2. Building the Authentication Flow
OIDC uses an authentication flow known as the ‘Authorization Code Flow’. This flow involves a series of steps that ensure the secure authentication of the user.
The first step in this flow is the Authorization Request. This is where the client (your application) requests authorization from the user. The request is sent to the Authorization Server, specifying parameters like the client_id, redirect_uri, and scope. The scope parameter defines the level of access the client is requesting.
Once the user authorizes the request, the Authorization Server redirects the user back to the application with an Authorization Code. This code is a temporary credential representing the user’s authorization. It’s important to note that this code does not contain any user information.
The next step in the flow is the Token Request. The client sends the Authorization Code to the Authorization Server’s token endpoint and requests an ID Token. The Authorization Server verifies the Authorization Code and sends back an ID Token if the verification is successful.
3. Validating the ID Token
After receiving the ID Token, it’s crucial to validate it before extracting any user information. The ID Token is a JSON Web Token (JWT) that contains information about the user. However, before trusting this information, the client must verify the ID Token’s signature.
The first step in validating the ID Token is to decode it. This gives you three parts: the header, payload, and signature. The header contains the algorithm used to sign the token. The payload contains claims about the user, and the signature is used to verify the token.
Once the token is decoded, you can validate the signature. This involves using the public key of the Authorization Server (obtained during the discovery phase) and the algorithm specified in the header. If the validation is successful, you can trust the claims in the payload.
Apart from the signature, it’s also essential to validate the claims in the payload. You need to ensure that the issuer (iss) claim matches the issuer of the Authorization Server, the audience (aud) claim includes your client_id, and the expiration time (exp) claim has not passed.
4. Extracting User Information
After validating the ID Token, you can safely extract user information from it. The ID Token contains several standard claims about the user, such as the subject (sub), name, preferred username, email, and profile picture.
The subject (sub) claim is a unique identifier for the user. This identifier is consistent and never changes, making it useful for tracking user activity and sessions. The name, preferred username, and email claims provide personal information about the user that can be used to personalize their experience. The profile picture claim provides a URL to the user’s profile picture, which can also be used to enhance the user’s experience.

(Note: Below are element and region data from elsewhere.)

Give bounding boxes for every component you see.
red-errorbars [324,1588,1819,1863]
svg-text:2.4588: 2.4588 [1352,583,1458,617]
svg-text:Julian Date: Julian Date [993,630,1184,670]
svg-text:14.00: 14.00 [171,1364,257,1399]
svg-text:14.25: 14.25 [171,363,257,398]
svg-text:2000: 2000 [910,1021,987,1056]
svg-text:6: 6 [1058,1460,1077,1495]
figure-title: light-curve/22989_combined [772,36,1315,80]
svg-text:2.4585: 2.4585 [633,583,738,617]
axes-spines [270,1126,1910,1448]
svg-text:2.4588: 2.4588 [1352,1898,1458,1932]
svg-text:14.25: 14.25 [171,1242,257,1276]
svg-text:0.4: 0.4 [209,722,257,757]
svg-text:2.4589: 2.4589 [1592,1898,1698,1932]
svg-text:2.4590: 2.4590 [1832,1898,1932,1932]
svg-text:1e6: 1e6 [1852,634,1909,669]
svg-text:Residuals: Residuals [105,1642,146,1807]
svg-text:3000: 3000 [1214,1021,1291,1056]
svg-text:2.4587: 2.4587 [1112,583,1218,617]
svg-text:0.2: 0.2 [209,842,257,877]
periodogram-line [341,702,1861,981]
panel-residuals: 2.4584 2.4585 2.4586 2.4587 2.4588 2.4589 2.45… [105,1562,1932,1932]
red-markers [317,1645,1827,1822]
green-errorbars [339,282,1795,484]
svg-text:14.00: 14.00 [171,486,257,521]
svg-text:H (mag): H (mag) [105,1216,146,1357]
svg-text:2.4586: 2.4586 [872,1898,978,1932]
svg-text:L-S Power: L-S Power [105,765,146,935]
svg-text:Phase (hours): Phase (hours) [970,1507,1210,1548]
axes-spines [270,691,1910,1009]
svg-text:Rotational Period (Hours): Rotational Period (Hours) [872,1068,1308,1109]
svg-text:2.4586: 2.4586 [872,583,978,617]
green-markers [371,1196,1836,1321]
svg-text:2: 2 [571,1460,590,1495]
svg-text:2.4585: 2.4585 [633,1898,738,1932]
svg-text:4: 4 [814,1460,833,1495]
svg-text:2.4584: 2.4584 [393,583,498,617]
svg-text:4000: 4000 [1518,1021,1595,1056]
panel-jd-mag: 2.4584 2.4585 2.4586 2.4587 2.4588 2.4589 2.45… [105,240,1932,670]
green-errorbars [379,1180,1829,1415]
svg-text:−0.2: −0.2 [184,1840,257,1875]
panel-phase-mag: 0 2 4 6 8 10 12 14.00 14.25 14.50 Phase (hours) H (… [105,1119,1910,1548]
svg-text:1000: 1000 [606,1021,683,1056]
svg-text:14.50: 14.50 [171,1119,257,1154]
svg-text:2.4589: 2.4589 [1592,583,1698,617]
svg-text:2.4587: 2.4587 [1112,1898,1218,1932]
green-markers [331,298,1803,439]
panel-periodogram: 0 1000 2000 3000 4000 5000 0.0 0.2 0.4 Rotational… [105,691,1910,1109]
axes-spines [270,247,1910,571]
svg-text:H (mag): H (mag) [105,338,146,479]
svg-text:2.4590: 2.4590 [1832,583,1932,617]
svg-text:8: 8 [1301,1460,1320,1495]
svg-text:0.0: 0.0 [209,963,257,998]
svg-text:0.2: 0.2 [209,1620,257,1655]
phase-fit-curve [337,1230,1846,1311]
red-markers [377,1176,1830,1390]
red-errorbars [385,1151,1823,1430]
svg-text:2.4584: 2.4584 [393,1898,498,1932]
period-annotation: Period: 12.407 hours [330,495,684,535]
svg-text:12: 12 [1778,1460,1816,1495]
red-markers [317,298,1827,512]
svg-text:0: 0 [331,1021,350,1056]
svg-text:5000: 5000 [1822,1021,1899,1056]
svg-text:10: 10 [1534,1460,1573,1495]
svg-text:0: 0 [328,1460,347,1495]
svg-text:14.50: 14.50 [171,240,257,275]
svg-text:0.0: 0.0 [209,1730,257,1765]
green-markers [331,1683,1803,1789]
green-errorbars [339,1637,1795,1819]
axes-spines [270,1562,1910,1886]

It’s important to note that the ID Token may contain other custom claims depending on your OIDC provider. You can extract these claims in the same way as the standard claims.
That’s it! We have covered the general steps involved in integrating OIDC into your application. Once you have followed these steps, you should have OIDC authentication up and running.
Setting up OIDC Authentication involves several steps, from choosing a suitable OIDC Provider to registering your application and configuring key elements like Redirect URIs and scopes. Implementation, although intricate, can be significantly streamlined with the aid of libraries and SDKs tailored for various programming languages.
This practical guide aimed to provide an in-depth understanding of OIDC Authentication, from its core components to a step-by-step implementation guide. Whether you’re a seasoned developer looking to bolster your application’s security or a beginner just stepping into the realm of authentication technologies, OIDC offers a compelling, standardized solution that is both comprehensive and globally accepted.